Imaginarse el panorama ya no le provocó ni arcadas: solamente una inmensa
lástima hacia sí misma. Qué vergüenza cuando la encontraran de esa guisa.
El sol parecía haber
alcanzado su cénit y, no obstante, el helor seguía instalado en sus carnes.
Comprendió que tiritaba y que se estaba muriendo cuando un jabalí husmeó
alrededor de lo que quedaba de coche y no tuvo miedo ni fuerzas para gritar.
Deliró durante un par
de horas y soñó con su boda, aunque no iba vestida de blanco sino que llevaba
un largo vestido malva que todos le pisaban y acababa seriamente dañado.

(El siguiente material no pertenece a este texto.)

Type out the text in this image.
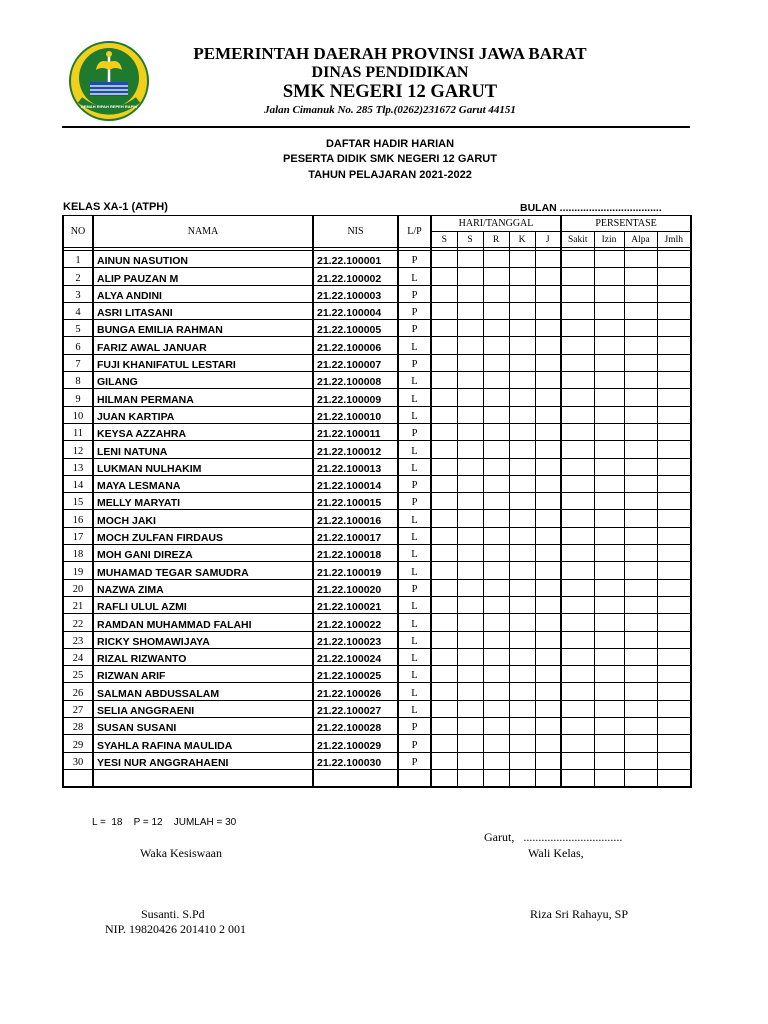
GEMAH RIPAH REPEH RAPIH
PEMERINTAH DAERAH PROVINSI JAWA BARAT
DINAS PENDIDIKAN
SMK NEGERI 12 GARUT
Jalan Cimanuk No. 285 Tlp.(0262)231672 Garut 44151
DAFTAR HADIR HARIAN
PESERTA DIDIK SMK NEGERI 12 GARUT
TAHUN PELAJARAN 2021-2022
KELAS XA-1 (ATPH)	BULAN ...................................
NO	NAMA	NIS	L/P	HARI/TANGGAL					PERSENTASE			
				S	S	R	K	J	Sakit	Izin	Alpa	Jmlh

1	AINUN NASUTION	21.22.100001	P									
2	ALIP PAUZAN M	21.22.100002	L									
3	ALYA ANDINI	21.22.100003	P									
4	ASRI LITASANI	21.22.100004	P									
5	BUNGA EMILIA RAHMAN	21.22.100005	P									
6	FARIZ AWAL JANUAR	21.22.100006	L									
7	FUJI KHANIFATUL LESTARI	21.22.100007	P									
8	GILANG	21.22.100008	L									
9	HILMAN PERMANA	21.22.100009	L									
10	JUAN KARTIPA	21.22.100010	L									
11	KEYSA AZZAHRA	21.22.100011	P									
12	LENI NATUNA	21.22.100012	L									
13	LUKMAN NULHAKIM	21.22.100013	L									
14	MAYA LESMANA	21.22.100014	P									
15	MELLY MARYATI	21.22.100015	P									
16	MOCH JAKI	21.22.100016	L									
17	MOCH ZULFAN FIRDAUS	21.22.100017	L									
18	MOH GANI DIREZA	21.22.100018	L									
19	MUHAMAD TEGAR SAMUDRA	21.22.100019	L									
20	NAZWA ZIMA	21.22.100020	P									
21	RAFLI ULUL AZMI	21.22.100021	L									
22	RAMDAN MUHAMMAD FALAHI	21.22.100022	L									
23	RICKY SHOMAWIJAYA	21.22.100023	L									
24	RIZAL RIZWANTO	21.22.100024	L									
25	RIZWAN ARIF	21.22.100025	L									
26	SALMAN ABDUSSALAM	21.22.100026	L									
27	SELIA ANGGRAENI	21.22.100027	L									
28	SUSAN SUSANI	21.22.100028	P									
29	SYAHLA RAFINA MAULIDA	21.22.100029	P									
30	YESI NUR ANGGRAHAENI	21.22.100030	P									

L =  18    P = 12    JUMLAH = 30
Garut,   .................................
Waka Kesiswaan	Wali Kelas,
Susanti. S.Pd
NIP. 19820426 201410 2 001
Riza Sri Rahayu, SP
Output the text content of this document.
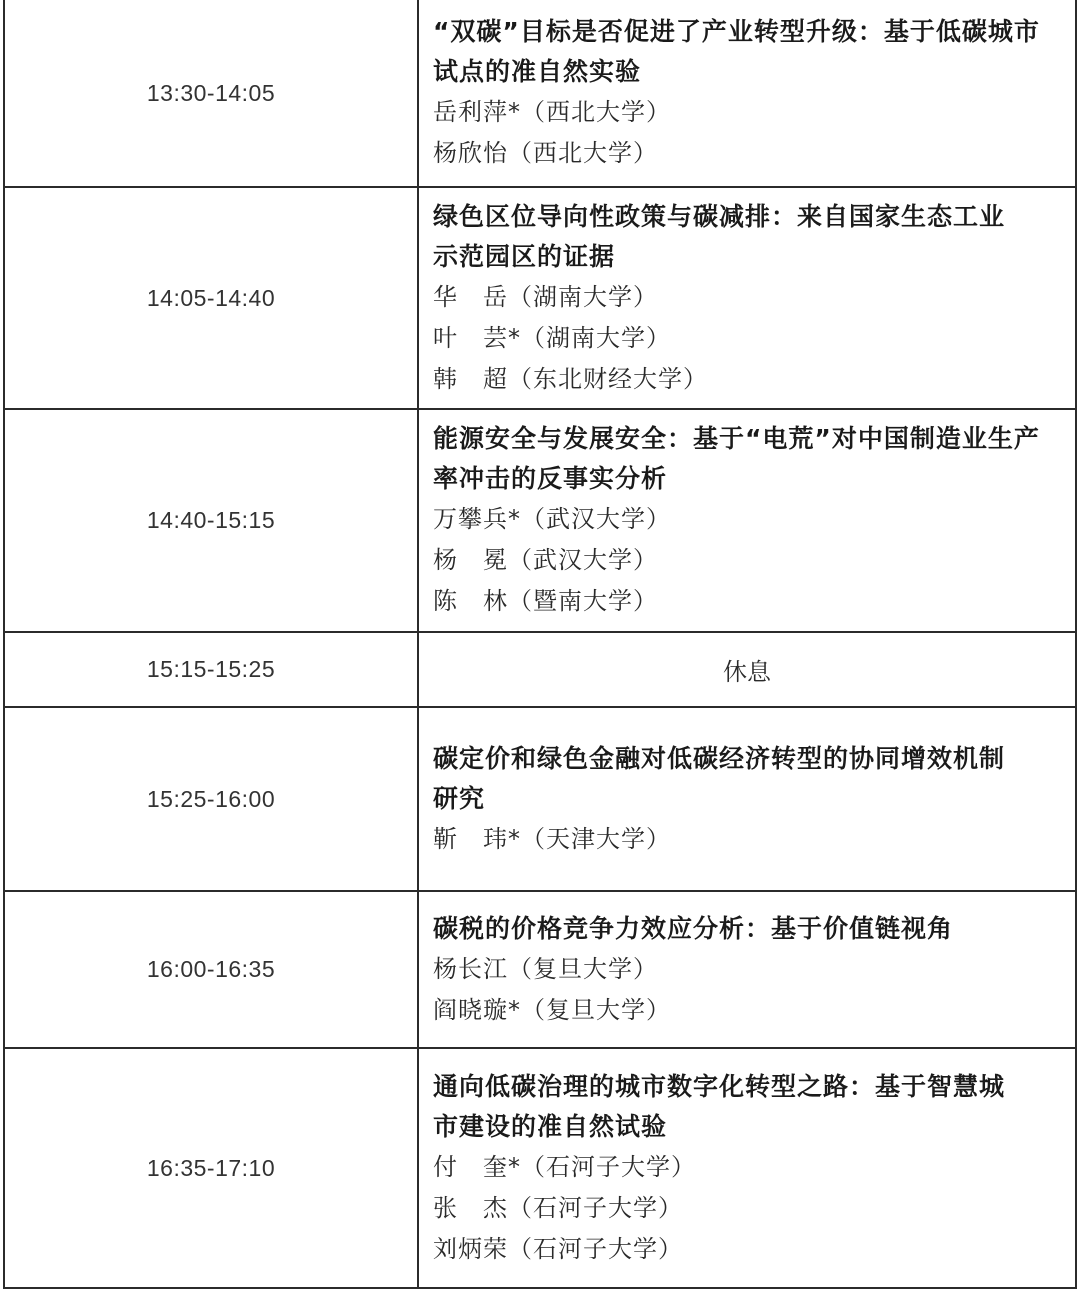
13:30-14:05	“双碳”目标是否促进了产业转型升级：基于低碳城市
试点的准自然实验
岳利萍*（西北大学）
杨欣怡（西北大学）

14:05-14:40	绿色区位导向性政策与碳减排：来自国家生态工业
示范园区的证据
华　岳（湖南大学）
叶　芸*（湖南大学）
韩　超（东北财经大学）

14:40-15:15	能源安全与发展安全：基于“电荒”对中国制造业生产
率冲击的反事实分析
万攀兵*（武汉大学）
杨　冕（武汉大学）
陈　林（暨南大学）

15:15-15:25	休息
15:25-16:00	碳定价和绿色金融对低碳经济转型的协同增效机制
研究
靳　玮*（天津大学）

16:00-16:35	碳税的价格竞争力效应分析：基于价值链视角
杨长江（复旦大学）
阎晓璇*（复旦大学）

16:35-17:10	通向低碳治理的城市数字化转型之路：基于智慧城
市建设的准自然试验
付　奎*（石河子大学）
张　杰（石河子大学）
刘炳荣（石河子大学）
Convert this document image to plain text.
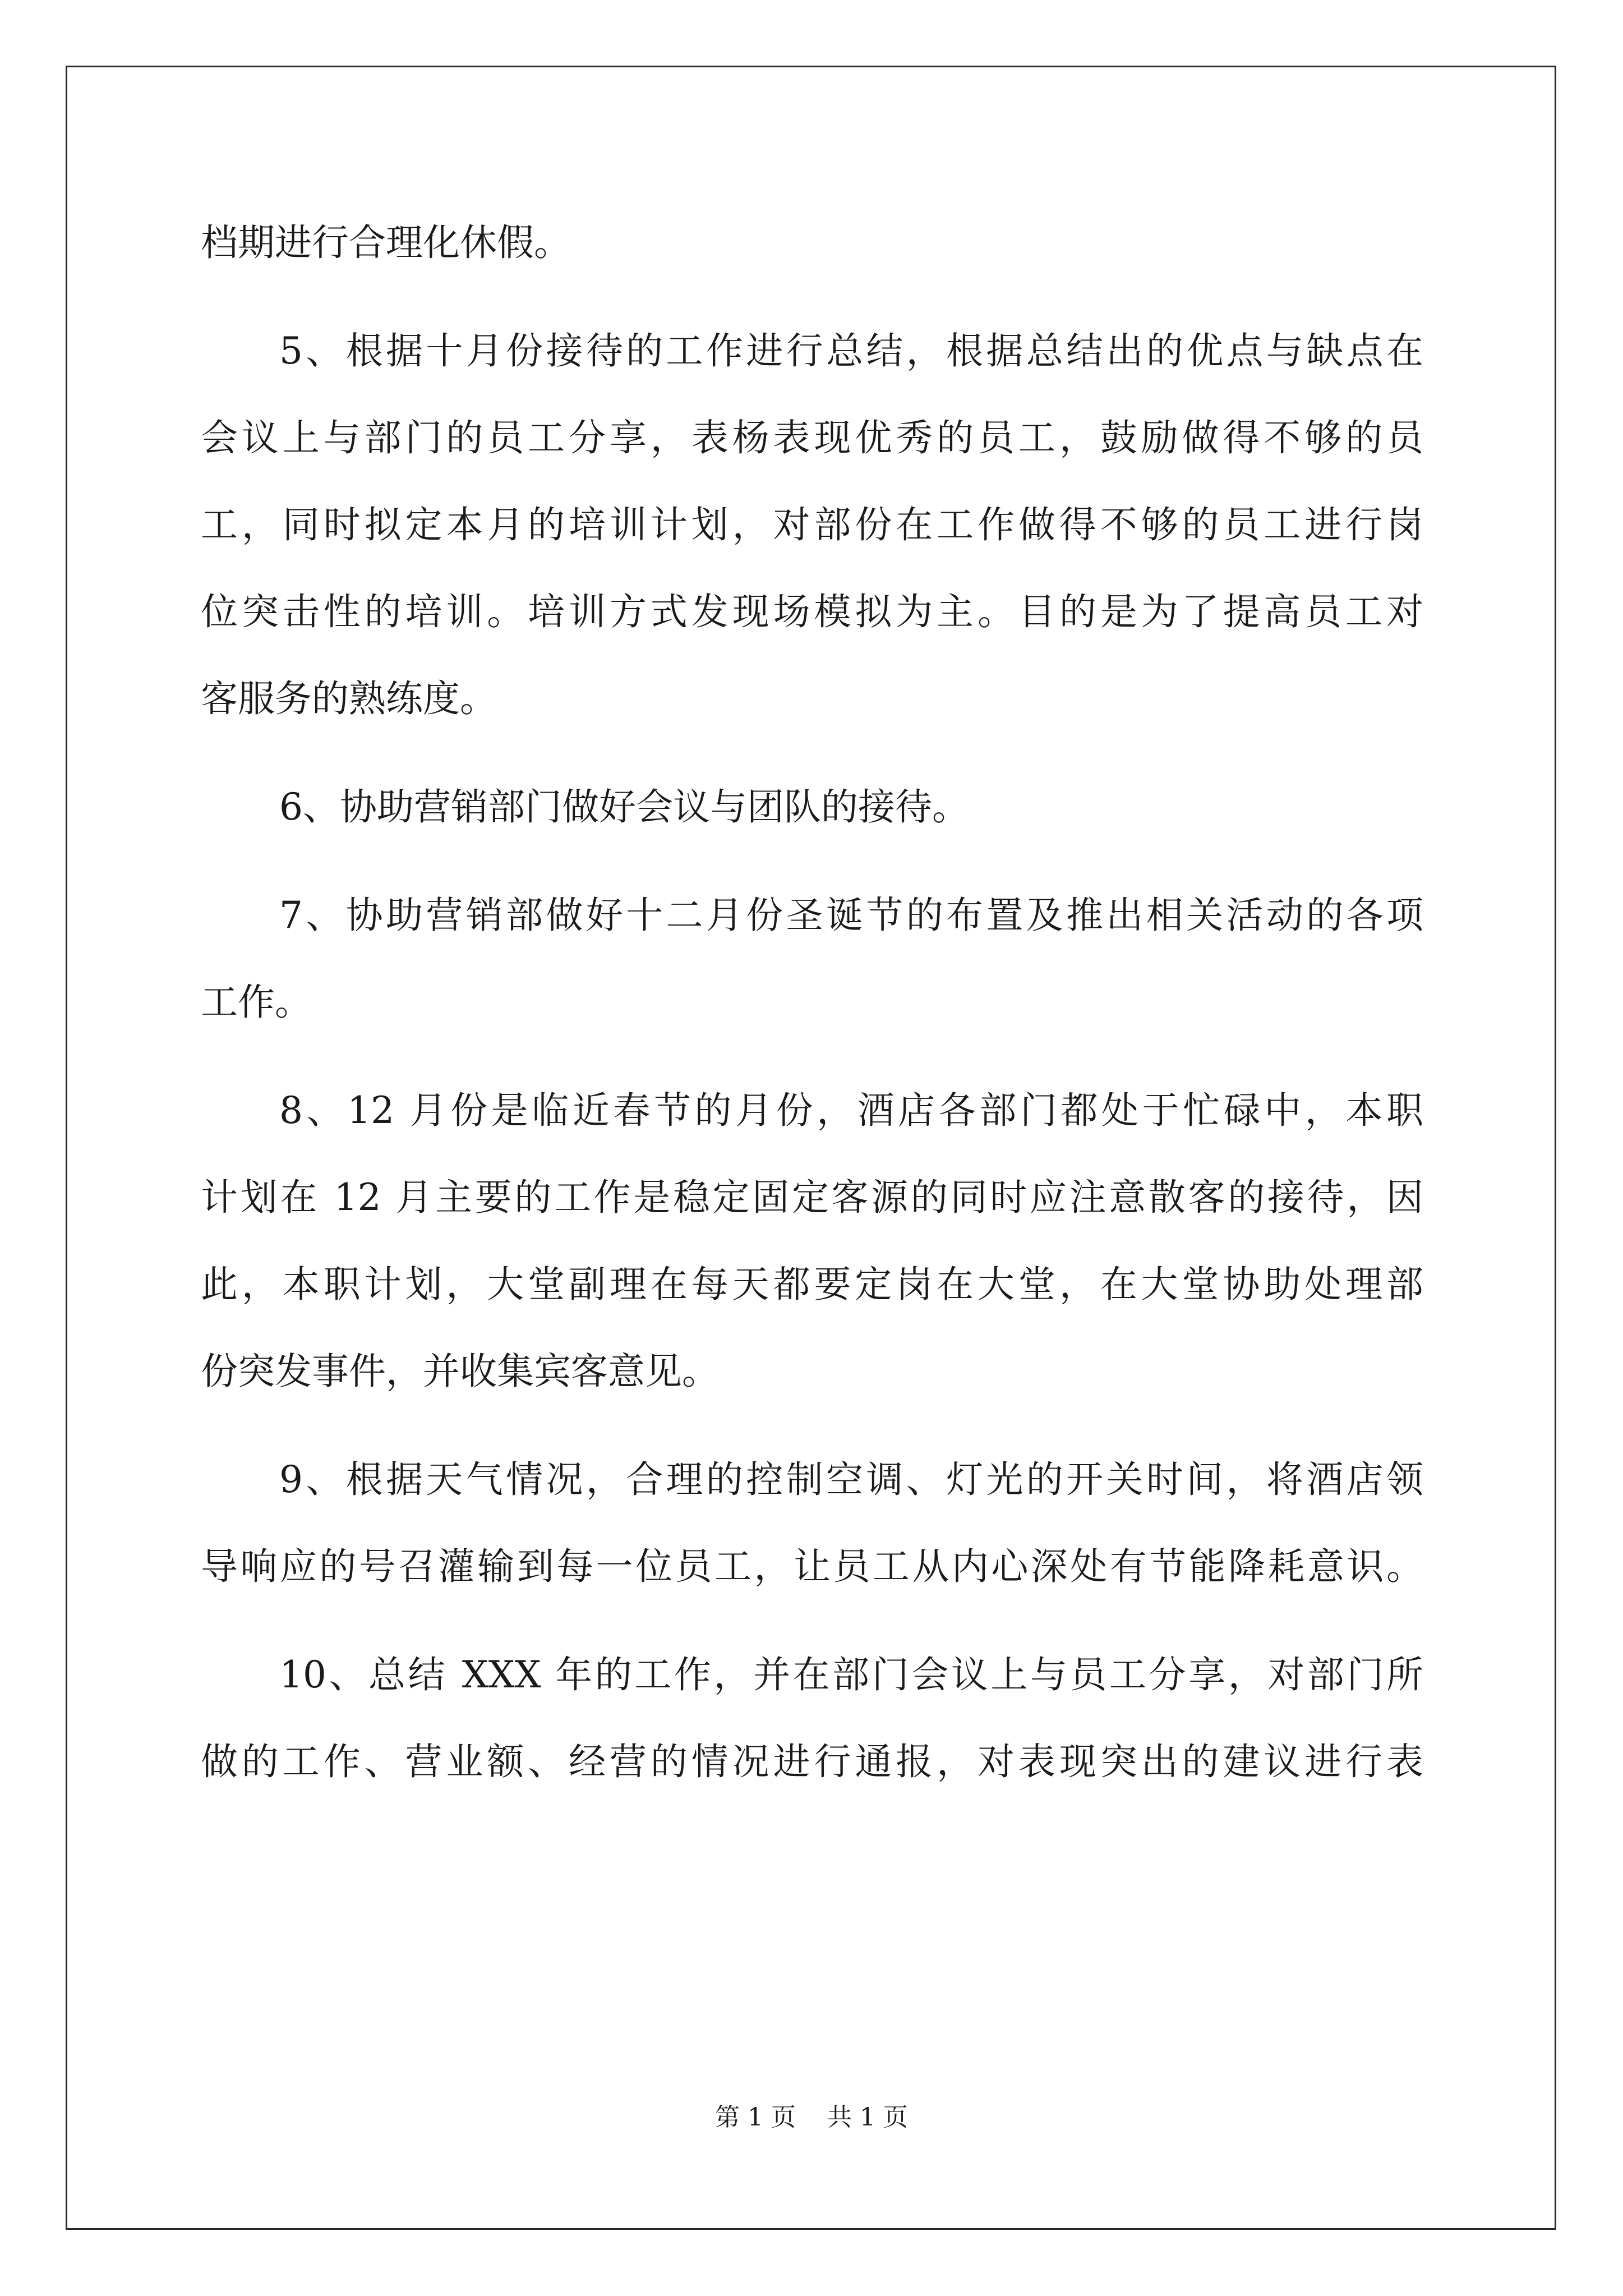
档期进行合理化休假。
5、根据十月份接待的工作进行总结，根据总结出的优点与缺点在
会议上与部门的员工分享，表杨表现优秀的员工，鼓励做得不够的员
工，同时拟定本月的培训计划，对部份在工作做得不够的员工进行岗
位突击性的培训。培训方式发现场模拟为主。目的是为了提高员工对
客服务的熟练度。
6、协助营销部门做好会议与团队的接待。
7、协助营销部做好十二月份圣诞节的布置及推出相关活动的各项
工作。
8、12 月份是临近春节的月份，酒店各部门都处于忙碌中，本职
计划在 12 月主要的工作是稳定固定客源的同时应注意散客的接待，因
此，本职计划，大堂副理在每天都要定岗在大堂，在大堂协助处理部
份突发事件，并收集宾客意见。
9、根据天气情况，合理的控制空调、灯光的开关时间，将酒店领
导响应的号召灌输到每一位员工，让员工从内心深处有节能降耗意识。
10、总结 XXX 年的工作，并在部门会议上与员工分享，对部门所
做的工作、营业额、经营的情况进行通报，对表现突出的建议进行表
第 1 页    共 1 页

Y a
pesar de todo, sonreía sempiternamente, feliz de estar con su familia y amigos
y con un Ricardo que la miraba y se le caía la baba de lo enamorado que lo
tenía. La tarta olía mal pero se comió un buen trozo. Su padre, que había
muerto cuando ella tenía diez años, la abrazó y le susurró que estaba muy
orgulloso de ella; su madre lloraba como una madalena y su hermano mayor hizo
un sinfín de brindis por los novios y su felicidad eterna. Y luego bailó y
bailó hasta que un alboroto la devolvió a su triste realidad y al entreabrir su
cansado ojo sano vio que cuatro o cinco bomberos estaban allí, y un estruendo
rompió la puerta del coche, y quiso llorar y no pudo porque estaba
deshidratada, y le pedían tranquilidad, calma, serenidad, todo iba a salir
bien, la iban a sacar de allí, se iba a recuperar, y supo que le mentían pero
asintió como una obediente niña y cerró el ojo y siguió con su sueño para
seguir con su boda, la que nunca tuvo, la que sí que tendría Ricardo doce años
más tarde, con una tal Olga, que nunca supo que una de sus parejas, ella, había
muerto agonizante en un accidente de tráfico.